# Error in /boot/loader.conf gives me a mountroot> prompt



## Michael Faklis (Mar 20, 2020)

I was adding packages, on a quest to get all of my built-in devices working, and got a note to add *vfs.root.mountfrom=zfs:tank* to */boot/loader.conf*.  Upon reboot I get a string of lines *Solaris: NOTICE: Cannot find the pool label for 'tank'*, them *Mounting from zfs:tank failed with error 5.*, ending up with a prompt *mountroot>*.  I know I must remove that offensive line from loader.conf, but I can't get past that mountroot> prompt.

I attempted booting from a live CD, but I find myself clueless how to get the filesystem on my hard disk mounted in this live CD environment.

*I request some direction as to how to get this fixed.*

I'm running FreeBSD 12.1 Release amd64 downloaded 2020Mar09.  The live CD is also from the same release.  I'm using an old MacBook (late 2006 model).  My hard disk used the ZFS filesystem with the default "use entire disk".


----------



## 20-100-2fe (Mar 20, 2020)

Can you try and type zfs:zroot/ROOT/default at the mountroot> prompt?


----------



## George (Mar 20, 2020)

Can you boot into single user mode?

Or, in the live CD, chose the option shell. Figure 2.3, “Welcome Menu”
There you should be able to mount your zfs partition. e.g. `mount /dev/ada0p2 -o rw /mnt`. Then edit the file /boot/loader.conf, with either ee, or vi..

But I am not 100% sure on that. ;D


----------



## Michael Faklis (Mar 20, 2020)

Elazar said:


> Can you boot into single user mode?
> 
> Or, in the live CD, chose the option shell. Figure 2.3, “Welcome Menu”
> There you should be able to mount your zfs partition. e.g. `mount /dev/ada0p2 -o rw /mnt`. Then edit the file /boot/loader.conf, with either ee, or vi..
> ...


Y


20-100-2fe said:


> Can you try and type zfs:zroot/ROOT/default at the mountroot> prompt?


Thank you.  This worked like a charm, so I was able to fix the problem in loader.conf.

Would you be able to tell me where I should have been able to learn this?


----------



## Emrion (Mar 20, 2020)

This kind of problem doesn't allow to boot in single user mode since the system can't mount the root anyway.
You can also boot on a FreeBSD disk/stick, import the pool & `zfs mount zroot/ROOT/default`, but it's far longer than the *20-100-2fe* solution.

FYI, the solution is writed on the screen just before `mountroot>` among other typical answers (depending the file system you actually use).
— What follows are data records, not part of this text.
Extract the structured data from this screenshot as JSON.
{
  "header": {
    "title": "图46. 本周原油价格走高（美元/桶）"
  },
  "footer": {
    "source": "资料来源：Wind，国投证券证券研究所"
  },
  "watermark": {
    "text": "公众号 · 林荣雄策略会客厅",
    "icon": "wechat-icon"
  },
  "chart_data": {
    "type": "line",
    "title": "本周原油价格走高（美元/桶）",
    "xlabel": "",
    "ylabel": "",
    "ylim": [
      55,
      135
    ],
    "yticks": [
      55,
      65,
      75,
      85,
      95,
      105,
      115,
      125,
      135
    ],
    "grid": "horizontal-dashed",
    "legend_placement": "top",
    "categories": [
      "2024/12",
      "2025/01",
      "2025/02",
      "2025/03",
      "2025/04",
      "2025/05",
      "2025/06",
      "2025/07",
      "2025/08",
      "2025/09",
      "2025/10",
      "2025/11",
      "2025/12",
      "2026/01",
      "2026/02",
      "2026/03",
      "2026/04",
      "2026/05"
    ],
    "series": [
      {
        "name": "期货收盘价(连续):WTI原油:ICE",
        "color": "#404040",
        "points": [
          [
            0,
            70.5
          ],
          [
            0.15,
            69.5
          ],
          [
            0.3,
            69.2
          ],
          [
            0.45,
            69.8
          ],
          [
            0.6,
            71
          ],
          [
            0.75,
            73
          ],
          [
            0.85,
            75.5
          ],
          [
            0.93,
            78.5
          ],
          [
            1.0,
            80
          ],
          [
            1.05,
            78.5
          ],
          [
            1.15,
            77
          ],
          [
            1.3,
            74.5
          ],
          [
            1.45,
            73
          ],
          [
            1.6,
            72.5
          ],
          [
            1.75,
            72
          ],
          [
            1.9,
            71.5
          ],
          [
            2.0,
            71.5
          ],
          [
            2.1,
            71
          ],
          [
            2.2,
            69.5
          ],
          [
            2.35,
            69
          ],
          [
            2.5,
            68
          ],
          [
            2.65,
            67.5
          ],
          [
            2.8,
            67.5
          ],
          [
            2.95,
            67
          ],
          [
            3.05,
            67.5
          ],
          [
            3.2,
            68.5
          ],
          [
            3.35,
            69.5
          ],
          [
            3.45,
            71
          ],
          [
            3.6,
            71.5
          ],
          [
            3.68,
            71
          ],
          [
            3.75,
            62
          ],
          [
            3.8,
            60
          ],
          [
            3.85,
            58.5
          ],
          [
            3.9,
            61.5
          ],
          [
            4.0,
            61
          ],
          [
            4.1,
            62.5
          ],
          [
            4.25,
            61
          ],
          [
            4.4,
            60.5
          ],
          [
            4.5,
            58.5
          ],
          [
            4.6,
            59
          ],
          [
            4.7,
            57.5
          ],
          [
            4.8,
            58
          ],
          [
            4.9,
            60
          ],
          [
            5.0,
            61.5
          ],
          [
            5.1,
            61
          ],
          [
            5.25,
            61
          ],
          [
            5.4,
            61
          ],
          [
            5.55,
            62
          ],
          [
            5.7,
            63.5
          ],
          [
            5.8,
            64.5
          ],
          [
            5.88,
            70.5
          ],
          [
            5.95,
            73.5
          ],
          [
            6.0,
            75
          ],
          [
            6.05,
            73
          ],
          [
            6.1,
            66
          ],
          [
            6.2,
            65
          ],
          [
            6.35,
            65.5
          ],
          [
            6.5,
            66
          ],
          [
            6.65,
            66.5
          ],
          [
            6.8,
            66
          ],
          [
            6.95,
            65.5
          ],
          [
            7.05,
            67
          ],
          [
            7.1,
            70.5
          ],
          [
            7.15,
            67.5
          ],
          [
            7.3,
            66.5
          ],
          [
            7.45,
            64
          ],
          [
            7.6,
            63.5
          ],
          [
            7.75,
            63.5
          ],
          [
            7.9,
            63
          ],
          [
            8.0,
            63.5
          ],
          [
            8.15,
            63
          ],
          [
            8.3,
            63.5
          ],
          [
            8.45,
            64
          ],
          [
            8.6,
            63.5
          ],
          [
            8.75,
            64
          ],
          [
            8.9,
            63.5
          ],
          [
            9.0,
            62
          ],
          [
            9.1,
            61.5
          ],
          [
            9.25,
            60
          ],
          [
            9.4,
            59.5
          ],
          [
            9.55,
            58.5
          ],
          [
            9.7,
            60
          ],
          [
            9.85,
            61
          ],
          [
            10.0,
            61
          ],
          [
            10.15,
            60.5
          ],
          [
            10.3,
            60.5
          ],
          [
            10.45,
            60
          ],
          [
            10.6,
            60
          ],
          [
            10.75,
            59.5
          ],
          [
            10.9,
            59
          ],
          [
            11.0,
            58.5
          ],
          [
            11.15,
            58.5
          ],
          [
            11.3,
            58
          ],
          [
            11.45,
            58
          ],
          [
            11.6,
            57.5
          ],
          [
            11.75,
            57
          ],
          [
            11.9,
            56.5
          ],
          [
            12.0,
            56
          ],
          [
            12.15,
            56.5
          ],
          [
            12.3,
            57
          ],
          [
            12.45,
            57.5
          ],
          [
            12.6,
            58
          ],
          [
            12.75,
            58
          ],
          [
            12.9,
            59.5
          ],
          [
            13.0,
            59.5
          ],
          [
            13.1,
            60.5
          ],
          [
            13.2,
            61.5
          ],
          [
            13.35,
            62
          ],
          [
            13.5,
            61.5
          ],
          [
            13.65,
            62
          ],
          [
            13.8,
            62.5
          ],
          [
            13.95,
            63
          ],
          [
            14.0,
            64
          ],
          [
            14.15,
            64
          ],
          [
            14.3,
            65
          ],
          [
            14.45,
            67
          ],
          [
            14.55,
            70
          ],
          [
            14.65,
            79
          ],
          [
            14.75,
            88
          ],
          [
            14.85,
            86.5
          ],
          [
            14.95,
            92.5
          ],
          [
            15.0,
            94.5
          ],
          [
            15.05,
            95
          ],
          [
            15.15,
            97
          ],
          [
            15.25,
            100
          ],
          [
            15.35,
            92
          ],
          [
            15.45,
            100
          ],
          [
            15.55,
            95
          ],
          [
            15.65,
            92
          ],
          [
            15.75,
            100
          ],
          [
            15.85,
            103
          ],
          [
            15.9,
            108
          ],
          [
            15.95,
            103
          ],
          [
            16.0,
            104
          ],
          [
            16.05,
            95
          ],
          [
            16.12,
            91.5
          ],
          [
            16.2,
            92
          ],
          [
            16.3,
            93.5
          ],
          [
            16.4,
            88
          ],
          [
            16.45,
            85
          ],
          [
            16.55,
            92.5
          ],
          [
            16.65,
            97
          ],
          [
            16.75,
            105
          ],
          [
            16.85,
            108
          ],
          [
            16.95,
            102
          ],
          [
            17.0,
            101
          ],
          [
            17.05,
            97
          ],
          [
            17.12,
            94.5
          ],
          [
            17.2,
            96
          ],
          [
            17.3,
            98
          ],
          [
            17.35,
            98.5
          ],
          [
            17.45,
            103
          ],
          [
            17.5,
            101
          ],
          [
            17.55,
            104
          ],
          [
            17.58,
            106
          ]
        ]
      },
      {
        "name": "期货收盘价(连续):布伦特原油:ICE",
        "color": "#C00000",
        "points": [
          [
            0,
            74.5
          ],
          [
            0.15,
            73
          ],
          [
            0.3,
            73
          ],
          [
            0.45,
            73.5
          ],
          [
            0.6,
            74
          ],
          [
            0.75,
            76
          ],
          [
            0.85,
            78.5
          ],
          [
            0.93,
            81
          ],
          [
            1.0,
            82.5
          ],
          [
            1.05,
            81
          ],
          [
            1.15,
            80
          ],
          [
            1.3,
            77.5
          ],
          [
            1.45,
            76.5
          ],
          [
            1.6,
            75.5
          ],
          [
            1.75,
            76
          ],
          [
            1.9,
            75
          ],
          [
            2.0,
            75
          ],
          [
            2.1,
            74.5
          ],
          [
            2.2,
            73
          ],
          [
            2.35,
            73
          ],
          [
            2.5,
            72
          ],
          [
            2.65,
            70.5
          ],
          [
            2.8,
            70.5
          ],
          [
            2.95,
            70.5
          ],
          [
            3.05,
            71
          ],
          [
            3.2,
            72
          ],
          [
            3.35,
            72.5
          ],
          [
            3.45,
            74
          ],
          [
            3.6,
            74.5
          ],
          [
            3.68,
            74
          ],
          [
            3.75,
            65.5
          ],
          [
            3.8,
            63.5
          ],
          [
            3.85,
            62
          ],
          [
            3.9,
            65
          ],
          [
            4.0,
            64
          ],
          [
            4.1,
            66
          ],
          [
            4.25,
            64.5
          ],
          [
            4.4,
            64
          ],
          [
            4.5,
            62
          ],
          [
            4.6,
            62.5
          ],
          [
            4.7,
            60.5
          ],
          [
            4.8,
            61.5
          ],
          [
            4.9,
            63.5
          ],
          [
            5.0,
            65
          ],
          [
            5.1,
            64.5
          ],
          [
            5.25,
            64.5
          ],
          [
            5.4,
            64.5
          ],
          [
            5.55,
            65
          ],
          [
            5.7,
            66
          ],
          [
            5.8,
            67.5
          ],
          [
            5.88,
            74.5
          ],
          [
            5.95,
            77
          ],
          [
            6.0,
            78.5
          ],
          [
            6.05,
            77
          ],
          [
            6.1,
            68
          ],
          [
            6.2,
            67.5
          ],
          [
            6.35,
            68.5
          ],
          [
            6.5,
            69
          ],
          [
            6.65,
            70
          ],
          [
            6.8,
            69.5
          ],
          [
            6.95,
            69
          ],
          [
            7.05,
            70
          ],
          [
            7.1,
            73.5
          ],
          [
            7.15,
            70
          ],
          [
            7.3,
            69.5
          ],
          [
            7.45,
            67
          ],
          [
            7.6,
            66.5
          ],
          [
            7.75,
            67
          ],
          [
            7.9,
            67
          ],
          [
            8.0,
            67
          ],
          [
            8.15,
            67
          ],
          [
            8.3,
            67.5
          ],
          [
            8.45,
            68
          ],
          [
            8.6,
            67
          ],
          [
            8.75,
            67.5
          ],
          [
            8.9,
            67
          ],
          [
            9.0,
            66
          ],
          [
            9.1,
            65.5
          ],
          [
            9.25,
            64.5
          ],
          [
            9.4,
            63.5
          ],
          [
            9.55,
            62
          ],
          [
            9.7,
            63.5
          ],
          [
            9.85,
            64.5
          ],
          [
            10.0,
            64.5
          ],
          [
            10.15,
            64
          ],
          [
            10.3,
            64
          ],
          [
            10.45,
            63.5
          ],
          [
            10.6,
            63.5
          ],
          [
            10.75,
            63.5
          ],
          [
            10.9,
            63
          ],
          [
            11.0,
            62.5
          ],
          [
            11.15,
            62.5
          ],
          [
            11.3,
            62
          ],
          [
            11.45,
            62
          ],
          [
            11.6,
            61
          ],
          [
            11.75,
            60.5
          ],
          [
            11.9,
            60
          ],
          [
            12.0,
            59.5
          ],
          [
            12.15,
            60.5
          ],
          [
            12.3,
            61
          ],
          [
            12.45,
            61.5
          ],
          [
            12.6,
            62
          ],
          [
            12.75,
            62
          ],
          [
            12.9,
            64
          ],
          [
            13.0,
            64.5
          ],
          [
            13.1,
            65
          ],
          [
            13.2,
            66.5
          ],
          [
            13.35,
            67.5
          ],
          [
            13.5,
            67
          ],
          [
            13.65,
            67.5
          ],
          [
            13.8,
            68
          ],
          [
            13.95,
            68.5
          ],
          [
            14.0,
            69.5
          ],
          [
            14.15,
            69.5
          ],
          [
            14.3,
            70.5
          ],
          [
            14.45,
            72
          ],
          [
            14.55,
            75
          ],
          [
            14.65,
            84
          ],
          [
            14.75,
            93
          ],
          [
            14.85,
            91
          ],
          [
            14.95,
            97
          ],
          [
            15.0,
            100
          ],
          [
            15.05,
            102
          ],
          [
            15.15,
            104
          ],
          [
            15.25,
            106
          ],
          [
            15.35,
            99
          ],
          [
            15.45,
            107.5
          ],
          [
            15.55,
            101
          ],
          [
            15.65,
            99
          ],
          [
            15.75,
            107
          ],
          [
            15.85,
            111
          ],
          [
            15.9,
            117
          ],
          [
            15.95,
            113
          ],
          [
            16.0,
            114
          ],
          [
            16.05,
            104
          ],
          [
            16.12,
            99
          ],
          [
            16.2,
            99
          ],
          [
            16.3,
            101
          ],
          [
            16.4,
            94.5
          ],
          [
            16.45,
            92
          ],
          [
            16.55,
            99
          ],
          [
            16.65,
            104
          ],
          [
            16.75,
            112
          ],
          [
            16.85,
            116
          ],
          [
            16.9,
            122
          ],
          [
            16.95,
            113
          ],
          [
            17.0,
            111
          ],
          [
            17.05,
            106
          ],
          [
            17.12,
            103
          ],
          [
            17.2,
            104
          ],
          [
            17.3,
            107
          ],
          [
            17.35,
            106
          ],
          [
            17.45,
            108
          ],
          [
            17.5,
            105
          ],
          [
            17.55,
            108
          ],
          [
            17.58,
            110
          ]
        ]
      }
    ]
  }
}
PS : also, take a look at the boot environments (`bectl`). It's useful when you are unsure about the change you make in vital configuration files.


----------



## 20-100-2fe (Mar 20, 2020)

Michael Faklis said:


> Thank you.  This worked like a charm, so I was able to fix the problem in loader.conf.
> 
> Would you be able to tell me where I should have been able to learn this?



The name 'tank' appears in the Handbook and other documents about ZFS, it's not a real name.
When you install FreeBSD (e.g. in a VM) and type 'mount', you see the dataset mounted on / is 'zroot/ROOT/default'.
The error message says it can't find zfs:tank, so the expected syntax is zfs:<dataset>, hence zfs:zroot/ROOT/default.


----------



## George (Mar 21, 2020)

Messing up one's loader.conf file is one of those painful experiences every FreeBSD user goes through at some point.


----------